Si dice che le marce della pace sono strumenti di parte, che lanciano il loro grido nonviolento in una direzione sola. È il rimprovero cui non sfuggì neanche l’antesignana delle manifestazioni per la pace italiane, quella Marcia che si svolse tra Perugia e Assisi… il 24 settembre 1961 con l’organizzazione del Centro per la Nonviolenza diretto da Aldo Capitini, il grande filosofo italiano della nonviolenza. Un evento che vide una grande partecipazione popolare e nel quale fu per la prima volta dispiegata al vento la bandiera arcobaleno, simbolo dell’opposizione nonviolenta a tutte le guerre. La 2a Marcia per la Pace si svolse l’anno successivo a Cagliari con la «commossa partecipazione dei cittadini alle relazioni, ai progetti e agli auspici per l’attivazione di un mondo aperto e civile», come ricordava la nostra conterranea Elisa Nivola, docente universitaria di psicologia.

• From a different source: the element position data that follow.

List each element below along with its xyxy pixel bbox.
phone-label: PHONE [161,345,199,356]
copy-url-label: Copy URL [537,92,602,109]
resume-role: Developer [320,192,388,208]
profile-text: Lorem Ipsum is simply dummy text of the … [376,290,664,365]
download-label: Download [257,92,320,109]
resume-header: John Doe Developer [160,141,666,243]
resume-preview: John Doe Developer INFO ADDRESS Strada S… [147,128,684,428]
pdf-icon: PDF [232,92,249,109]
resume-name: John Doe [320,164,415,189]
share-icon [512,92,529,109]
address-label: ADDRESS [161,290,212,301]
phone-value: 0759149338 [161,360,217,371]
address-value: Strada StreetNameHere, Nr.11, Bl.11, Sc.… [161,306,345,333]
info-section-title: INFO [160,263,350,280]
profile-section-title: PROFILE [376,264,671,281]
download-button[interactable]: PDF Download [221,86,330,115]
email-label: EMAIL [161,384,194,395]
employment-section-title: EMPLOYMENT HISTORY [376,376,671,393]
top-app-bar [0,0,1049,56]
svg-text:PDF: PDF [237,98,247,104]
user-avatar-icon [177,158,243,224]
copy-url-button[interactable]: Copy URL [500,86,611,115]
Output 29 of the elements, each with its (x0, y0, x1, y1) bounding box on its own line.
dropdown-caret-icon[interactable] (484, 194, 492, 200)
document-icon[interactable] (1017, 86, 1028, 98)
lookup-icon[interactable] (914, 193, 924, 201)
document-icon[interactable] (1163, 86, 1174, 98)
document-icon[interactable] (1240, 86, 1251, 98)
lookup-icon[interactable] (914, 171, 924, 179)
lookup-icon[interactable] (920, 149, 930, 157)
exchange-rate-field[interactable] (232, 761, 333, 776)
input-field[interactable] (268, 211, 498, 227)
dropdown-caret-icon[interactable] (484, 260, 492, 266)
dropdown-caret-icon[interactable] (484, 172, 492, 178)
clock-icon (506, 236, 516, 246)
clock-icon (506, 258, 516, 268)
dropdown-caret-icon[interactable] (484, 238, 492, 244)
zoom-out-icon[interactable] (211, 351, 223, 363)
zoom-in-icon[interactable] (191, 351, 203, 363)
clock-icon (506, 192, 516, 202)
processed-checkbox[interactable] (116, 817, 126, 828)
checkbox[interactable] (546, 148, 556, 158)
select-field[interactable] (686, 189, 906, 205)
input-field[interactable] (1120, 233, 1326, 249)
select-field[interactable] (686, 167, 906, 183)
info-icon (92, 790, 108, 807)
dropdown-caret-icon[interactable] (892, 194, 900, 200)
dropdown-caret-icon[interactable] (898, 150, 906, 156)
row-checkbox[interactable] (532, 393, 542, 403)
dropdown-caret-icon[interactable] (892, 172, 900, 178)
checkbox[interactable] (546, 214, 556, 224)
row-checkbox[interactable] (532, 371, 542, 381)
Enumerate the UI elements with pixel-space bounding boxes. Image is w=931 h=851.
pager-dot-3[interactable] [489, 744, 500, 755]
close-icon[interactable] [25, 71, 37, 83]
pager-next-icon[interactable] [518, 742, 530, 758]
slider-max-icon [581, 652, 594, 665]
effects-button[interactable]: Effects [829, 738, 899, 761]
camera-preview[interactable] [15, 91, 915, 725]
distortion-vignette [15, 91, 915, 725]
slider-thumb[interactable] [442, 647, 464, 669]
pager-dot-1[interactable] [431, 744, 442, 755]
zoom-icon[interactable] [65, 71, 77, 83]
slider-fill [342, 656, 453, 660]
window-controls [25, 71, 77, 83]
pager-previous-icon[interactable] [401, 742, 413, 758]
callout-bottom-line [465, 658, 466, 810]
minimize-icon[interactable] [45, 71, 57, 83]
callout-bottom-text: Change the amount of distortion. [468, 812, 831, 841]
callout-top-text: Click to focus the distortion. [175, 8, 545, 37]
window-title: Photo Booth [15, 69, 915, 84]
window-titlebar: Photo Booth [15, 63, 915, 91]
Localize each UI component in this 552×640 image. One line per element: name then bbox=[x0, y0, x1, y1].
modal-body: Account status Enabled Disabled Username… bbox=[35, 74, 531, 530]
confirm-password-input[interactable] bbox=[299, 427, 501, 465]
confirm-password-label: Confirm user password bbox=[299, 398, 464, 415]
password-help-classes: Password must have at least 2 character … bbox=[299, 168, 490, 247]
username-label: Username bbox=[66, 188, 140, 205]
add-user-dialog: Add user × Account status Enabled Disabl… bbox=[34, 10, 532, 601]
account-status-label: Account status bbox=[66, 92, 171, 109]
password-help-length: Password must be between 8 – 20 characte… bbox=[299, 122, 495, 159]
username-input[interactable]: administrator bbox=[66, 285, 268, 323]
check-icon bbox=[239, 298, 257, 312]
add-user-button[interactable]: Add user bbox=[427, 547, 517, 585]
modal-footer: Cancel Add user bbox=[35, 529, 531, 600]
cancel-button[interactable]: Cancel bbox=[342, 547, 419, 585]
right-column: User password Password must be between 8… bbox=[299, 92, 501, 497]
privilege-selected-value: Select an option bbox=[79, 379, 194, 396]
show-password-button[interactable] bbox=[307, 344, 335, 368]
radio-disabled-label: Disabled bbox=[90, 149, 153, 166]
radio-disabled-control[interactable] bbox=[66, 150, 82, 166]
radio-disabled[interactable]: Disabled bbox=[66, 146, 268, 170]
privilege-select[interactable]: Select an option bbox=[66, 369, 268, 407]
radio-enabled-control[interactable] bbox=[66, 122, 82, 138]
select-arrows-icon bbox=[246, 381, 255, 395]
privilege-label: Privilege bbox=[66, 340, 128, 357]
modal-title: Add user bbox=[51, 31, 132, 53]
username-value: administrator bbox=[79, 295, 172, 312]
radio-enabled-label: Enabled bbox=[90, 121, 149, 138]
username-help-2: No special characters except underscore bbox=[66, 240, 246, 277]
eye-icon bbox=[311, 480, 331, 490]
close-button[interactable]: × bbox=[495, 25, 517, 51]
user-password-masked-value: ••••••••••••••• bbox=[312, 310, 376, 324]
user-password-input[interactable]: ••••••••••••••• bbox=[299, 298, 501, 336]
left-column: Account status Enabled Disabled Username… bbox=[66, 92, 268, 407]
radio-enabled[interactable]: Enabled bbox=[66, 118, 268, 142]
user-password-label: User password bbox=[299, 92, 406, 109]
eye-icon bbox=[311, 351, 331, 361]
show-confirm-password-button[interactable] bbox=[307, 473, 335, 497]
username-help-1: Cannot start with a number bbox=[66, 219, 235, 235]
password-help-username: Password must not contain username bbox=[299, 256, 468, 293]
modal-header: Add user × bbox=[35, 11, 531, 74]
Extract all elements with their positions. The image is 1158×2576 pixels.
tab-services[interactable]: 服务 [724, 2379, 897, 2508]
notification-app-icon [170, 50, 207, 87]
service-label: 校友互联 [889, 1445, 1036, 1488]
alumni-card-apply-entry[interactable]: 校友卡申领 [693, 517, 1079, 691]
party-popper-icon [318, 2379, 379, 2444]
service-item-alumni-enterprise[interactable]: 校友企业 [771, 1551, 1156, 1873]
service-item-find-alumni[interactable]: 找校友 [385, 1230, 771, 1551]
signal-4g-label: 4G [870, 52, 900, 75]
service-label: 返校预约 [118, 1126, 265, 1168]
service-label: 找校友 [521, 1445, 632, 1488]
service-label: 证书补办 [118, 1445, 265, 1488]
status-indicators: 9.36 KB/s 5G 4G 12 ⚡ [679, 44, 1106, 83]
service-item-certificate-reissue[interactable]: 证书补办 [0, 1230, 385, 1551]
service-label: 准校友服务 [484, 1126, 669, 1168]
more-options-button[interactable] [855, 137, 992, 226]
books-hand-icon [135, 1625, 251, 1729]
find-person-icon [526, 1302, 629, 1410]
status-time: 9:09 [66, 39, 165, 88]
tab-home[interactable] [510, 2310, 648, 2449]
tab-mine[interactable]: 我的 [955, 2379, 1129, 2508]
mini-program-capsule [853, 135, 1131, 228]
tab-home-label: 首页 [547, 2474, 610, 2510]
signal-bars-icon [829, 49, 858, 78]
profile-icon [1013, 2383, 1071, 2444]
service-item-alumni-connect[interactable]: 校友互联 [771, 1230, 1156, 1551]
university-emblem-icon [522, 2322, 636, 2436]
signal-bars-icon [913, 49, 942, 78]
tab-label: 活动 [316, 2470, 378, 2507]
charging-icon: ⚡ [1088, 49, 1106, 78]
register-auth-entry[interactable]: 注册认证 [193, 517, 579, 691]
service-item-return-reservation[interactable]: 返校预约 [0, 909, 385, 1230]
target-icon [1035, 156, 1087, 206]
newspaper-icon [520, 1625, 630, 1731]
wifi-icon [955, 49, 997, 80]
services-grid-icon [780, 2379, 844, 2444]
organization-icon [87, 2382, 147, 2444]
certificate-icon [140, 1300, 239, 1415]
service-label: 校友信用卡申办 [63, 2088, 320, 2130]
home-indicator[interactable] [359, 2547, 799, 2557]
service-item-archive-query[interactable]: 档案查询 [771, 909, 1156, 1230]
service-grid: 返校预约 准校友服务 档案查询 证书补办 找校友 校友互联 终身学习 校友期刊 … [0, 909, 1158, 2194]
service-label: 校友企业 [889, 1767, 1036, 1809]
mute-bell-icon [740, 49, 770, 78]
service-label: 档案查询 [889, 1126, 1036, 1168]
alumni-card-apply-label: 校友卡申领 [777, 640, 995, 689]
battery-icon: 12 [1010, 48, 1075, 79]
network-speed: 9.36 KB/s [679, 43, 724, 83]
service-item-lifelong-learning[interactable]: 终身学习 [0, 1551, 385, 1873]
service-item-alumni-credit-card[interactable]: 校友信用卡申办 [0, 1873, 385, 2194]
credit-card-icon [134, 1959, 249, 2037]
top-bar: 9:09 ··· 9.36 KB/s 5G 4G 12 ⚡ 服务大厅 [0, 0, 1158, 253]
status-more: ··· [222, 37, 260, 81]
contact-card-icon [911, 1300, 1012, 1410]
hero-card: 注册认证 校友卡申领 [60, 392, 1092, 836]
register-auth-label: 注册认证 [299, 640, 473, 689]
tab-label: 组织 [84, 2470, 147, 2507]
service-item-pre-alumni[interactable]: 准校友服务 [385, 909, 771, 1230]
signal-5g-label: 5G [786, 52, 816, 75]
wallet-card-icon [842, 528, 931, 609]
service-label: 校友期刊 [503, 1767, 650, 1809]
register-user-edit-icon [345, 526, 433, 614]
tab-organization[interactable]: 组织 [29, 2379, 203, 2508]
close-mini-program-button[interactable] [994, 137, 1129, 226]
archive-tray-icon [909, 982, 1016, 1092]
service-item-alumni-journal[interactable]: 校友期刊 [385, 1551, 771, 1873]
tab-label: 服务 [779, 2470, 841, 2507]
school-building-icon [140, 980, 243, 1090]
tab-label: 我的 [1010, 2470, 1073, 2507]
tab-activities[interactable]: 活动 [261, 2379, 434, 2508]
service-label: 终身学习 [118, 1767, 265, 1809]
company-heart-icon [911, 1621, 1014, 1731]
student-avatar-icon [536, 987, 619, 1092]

Ma un pacifismo realmente strumentale non si reggerebbe se non facesse appello a un fondo condiviso e autentico di volontà di pace, che a mio avviso è ancora il sentimento dominante tra i popoli Europei. Ed è questo il motivo per cui, 50 anni dopo quell’evento promosso da Capitini per ricordare le vittime del bombardamento a Cagliari del 13 maggio 1943, ci siamo ritrovati ancora in tanti a marciare per la pace, al di là di qualunque bandiera di partito. Tra noi anche Giuliana Sgrena, la giornalista del Manifesto rapita in Iraq nel 2004, unitasi al cammino per chiedere la liberazione di Rossella Urru, la cooperante di Samugheo rapita in Algeria lo scorso 23 ottobre insieme ad altri due cooperanti spagnoli.
Ma perché, dopo un numero infinito di marce più o meno fruttuose, camminare ancora insieme in nome della pace? Perché oggi è ancora più urgente che in passato il bisogno di pace e la necessità di riflettere sul significato vero di questa parola, al di là della retorica che la circonda. Molti di noi sono convinti che la pace sia assenza di guerra, e che chi abbia a cuore la pace debba interessarsi solo delle ostilità armate. Questo è certamente vero, ma non basta. Noi crediamo infatti che nel concetto di una pace vera vada incluso anche il riconoscimento e il rispetto dei diritti umani per tutti, soprattutto per quei milioni di persone che vivono in situazioni di miseria e di conflitto, prive di qualunque diritto: perché il fondamento della pace è la giustizia.
È per questo che ieri abbiamo marciato non solo per riaffermare il nostro ripudio della guerra come strumento di risoluzione delle controversie tra popoli, ma anche per chiedere la chiusura dei poligoni militari e la restituzione dei terreni alle popolazioni, perché siano riconvertiti in attività pacifiche e produttive. E a conclusione della Marcia ho esposto il sogno che un giorno il Papa, affacciandosi alla finestra in piazza San Pietro, dispensi tutti i cattolici del mondo dalla partecipazione alla messa domenicale e li inviti a riversarsi nelle piazze a gridare, come Papa Giovanni XXIII ci ha ricordato già nel 1963 nell’enciclica Pacem in Terris, che la pace e la guerra sono incompatibili: «portare avanti la pace con la guerra è alienum a ratione»; tradotto letteralmente, non solo è impossibile ma è addirittura «roba da matti». Sono convinto che il peccato più grave per un cristiano non sia individuale ma sociale, e cioè la nostra indifferenza e la nostra rassegnazione a un mondo dove ancora l’uomo progetta la morte di altri uomini.